I knew that fear drove my son to ask this – he has struggled with some anxiety, particularly in regard to house fires, so I knew that I needed to proceed very carefully with the answer.
“Yes, honey. Some homes that are near the forest that is on fire did burn down. But before that happened, police and firefighters went to every neighborhood to make sure that the people were out of their homes so that they weren’t hurt.”
“Like they did with the flood?”
He is referencing the 2008 Eastern Iowa floods, which he cannot really remember (he was three in 2008), but about which he has seen pictures and stories.
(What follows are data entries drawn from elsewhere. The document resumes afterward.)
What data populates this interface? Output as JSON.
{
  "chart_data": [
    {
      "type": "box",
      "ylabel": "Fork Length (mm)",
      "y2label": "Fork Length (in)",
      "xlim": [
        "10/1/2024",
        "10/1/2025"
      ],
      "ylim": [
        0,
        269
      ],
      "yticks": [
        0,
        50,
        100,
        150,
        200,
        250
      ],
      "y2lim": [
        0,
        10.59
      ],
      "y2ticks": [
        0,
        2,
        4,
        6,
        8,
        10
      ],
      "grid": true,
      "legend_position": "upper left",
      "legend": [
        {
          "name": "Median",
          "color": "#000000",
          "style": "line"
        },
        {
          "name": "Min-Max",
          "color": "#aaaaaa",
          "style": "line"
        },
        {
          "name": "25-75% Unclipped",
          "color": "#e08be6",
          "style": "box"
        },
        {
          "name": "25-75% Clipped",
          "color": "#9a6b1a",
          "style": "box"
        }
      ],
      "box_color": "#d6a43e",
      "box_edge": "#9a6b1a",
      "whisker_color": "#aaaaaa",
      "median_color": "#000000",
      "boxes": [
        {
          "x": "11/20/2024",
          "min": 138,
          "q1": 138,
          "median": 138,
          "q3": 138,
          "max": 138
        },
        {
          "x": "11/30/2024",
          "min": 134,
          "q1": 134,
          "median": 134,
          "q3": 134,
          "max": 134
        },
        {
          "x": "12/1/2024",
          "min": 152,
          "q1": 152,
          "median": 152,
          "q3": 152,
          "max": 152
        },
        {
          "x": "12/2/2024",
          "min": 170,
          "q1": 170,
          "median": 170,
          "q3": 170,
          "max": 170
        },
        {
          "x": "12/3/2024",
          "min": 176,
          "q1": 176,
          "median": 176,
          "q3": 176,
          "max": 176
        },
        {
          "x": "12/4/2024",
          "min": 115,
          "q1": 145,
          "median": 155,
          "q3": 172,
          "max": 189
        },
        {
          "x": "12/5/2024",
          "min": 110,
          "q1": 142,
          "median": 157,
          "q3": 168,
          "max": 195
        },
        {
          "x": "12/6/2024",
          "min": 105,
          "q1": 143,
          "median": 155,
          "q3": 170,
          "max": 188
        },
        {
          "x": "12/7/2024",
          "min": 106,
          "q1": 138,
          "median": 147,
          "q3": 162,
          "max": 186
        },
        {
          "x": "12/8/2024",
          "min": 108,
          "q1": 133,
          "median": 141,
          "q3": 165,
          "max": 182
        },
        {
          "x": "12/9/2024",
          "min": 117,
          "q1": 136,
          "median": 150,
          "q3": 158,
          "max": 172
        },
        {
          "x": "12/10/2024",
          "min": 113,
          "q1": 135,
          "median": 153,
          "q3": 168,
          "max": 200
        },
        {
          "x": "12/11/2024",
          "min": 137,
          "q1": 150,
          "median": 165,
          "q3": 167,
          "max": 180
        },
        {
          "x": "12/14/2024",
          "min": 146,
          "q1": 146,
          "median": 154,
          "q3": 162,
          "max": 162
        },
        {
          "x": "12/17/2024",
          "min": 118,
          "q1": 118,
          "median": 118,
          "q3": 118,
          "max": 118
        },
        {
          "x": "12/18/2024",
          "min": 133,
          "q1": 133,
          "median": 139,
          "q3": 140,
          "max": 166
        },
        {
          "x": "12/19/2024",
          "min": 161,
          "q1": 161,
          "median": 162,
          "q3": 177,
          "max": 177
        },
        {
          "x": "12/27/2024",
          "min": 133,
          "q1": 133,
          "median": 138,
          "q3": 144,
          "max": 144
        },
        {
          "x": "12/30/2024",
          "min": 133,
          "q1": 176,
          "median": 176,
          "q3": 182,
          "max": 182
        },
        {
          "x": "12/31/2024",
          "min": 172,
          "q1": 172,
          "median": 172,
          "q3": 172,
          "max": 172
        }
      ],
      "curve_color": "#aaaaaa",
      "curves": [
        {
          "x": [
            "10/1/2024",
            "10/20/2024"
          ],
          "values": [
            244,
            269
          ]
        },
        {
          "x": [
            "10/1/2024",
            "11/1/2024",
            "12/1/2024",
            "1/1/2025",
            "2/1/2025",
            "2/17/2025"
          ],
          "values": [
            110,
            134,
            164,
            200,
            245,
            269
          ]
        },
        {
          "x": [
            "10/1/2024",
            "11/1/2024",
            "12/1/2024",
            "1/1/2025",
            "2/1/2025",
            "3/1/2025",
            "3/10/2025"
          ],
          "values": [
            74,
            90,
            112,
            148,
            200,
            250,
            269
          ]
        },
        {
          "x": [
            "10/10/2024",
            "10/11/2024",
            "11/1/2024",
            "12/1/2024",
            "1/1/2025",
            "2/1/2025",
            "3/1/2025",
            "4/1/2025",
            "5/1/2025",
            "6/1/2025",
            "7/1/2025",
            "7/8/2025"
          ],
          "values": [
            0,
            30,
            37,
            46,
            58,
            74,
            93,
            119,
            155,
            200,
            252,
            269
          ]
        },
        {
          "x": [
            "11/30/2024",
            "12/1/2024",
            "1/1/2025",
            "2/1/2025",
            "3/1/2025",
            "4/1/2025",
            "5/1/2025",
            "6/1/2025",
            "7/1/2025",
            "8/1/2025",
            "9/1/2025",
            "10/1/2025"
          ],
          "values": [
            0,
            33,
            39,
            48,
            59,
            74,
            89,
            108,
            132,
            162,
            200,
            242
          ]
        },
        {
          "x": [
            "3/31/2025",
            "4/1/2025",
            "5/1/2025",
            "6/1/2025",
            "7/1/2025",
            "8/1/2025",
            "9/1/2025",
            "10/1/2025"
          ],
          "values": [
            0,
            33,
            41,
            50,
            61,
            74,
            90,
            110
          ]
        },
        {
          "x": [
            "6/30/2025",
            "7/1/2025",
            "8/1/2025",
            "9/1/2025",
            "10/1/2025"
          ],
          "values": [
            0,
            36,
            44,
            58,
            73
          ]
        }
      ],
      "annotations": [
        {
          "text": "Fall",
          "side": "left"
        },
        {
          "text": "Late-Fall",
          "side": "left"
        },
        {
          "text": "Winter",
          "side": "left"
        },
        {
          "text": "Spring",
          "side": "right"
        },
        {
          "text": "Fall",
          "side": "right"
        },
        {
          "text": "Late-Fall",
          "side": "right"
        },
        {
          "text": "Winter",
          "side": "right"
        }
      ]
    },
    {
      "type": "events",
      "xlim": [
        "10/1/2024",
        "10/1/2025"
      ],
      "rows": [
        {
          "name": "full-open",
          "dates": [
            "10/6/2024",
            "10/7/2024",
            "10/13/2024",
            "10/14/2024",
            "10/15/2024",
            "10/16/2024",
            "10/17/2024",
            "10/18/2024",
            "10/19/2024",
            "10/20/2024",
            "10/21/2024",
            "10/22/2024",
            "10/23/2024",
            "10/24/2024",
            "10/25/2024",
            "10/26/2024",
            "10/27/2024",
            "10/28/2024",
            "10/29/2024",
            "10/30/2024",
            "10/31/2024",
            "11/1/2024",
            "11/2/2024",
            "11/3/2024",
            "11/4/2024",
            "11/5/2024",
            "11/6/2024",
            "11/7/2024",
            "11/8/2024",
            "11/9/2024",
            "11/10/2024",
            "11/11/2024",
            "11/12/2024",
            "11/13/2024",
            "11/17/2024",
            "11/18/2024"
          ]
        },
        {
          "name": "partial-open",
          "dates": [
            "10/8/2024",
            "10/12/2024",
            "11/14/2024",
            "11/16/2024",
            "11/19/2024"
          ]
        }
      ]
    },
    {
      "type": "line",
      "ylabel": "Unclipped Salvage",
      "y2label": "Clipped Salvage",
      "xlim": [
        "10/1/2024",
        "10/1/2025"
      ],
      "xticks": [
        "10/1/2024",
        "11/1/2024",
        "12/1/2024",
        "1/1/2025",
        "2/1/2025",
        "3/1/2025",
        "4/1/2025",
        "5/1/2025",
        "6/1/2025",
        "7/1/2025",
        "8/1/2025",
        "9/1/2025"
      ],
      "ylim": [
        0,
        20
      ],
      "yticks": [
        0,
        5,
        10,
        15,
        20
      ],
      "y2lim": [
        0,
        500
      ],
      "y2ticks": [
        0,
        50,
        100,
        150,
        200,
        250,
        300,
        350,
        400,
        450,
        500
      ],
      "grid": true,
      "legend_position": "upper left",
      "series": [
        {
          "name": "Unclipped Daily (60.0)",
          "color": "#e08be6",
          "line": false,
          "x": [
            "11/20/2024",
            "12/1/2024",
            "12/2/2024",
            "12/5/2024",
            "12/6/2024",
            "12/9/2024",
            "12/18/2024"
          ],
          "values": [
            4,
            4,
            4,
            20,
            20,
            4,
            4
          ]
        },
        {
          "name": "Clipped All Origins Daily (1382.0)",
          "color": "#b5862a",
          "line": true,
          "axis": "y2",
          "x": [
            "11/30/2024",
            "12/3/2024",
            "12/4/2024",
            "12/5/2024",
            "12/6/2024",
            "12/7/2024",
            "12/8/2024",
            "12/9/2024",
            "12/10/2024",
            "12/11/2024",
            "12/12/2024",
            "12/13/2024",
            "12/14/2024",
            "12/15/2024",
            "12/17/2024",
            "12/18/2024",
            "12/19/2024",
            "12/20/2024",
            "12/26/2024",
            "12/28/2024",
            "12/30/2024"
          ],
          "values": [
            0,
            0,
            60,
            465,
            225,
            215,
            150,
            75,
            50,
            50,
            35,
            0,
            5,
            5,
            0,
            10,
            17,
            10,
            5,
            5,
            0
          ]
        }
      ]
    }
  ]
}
We told him as we explained how the waters were rising, police and the news were giving warnings to evacuate.
Understanding natural disaster as a child is a terribly complex thing because their focus is so narrow yet they want to know that their home and the homes of people they love are safe. My seven-year-old doesn’t quite comprehend the impact to a community and I’m not exactly sure how to explain that to him. He is also fearful that a wildfire could happen here.
I said, “Well, Iowa hasn’t had as much rain as the plants need yet this summer, so that is why our grass is dry and scratchy. When there isn’t enough rain and water in the ground, it is called a drought. We might be having a drought. Dry plants catch fire very easily. It is possible that there could be a wildfire here, but not probable. Does that make sense?”
“No, not at all.”
“There could be a fire if it gets drier and there is a spark that sets the grass or trees on fire. This is why we won’t be doing sparklers or bottle rockets or snakes on the Fourth of July. We don’t want to accidentally start a fire.”
I can see that he is uneasy with my inability to say that there won’t be a fire for sure. But, truthfully, I can’t.
I suggested, “Well, we need some rain. How about we do a rain dance to see if the gods will send some rain?”
“Mom, I don’t believe in rain gods… awkward…” he grinned.
Then I told him all of the ways we could do our best to make sure we didn’t accidentally start a fire. We don’t play with matches. We don’t let things get too hot. We don’t smoke and, therefore, have no smoldering refuse in the house/car/street/etc. If we decide to have a bonfire, we would do it on a night where there was little to no wind. And we would have the hose charged and ready to put out stray embers that dared to flare. But mostly we just need to pay attention to what is going on around us. If we see smoke, call 911. Better to have a false alarm than to regret not making a call later.
I’m not sure that this discussion alleviated any of his concerns, and I’m not sure they should be alleviated. We should be concerned about drought conditions and fires. We should be concerned about people in Colorado Springs. Things that happen far away impact all of us; they impact our home, the Earth.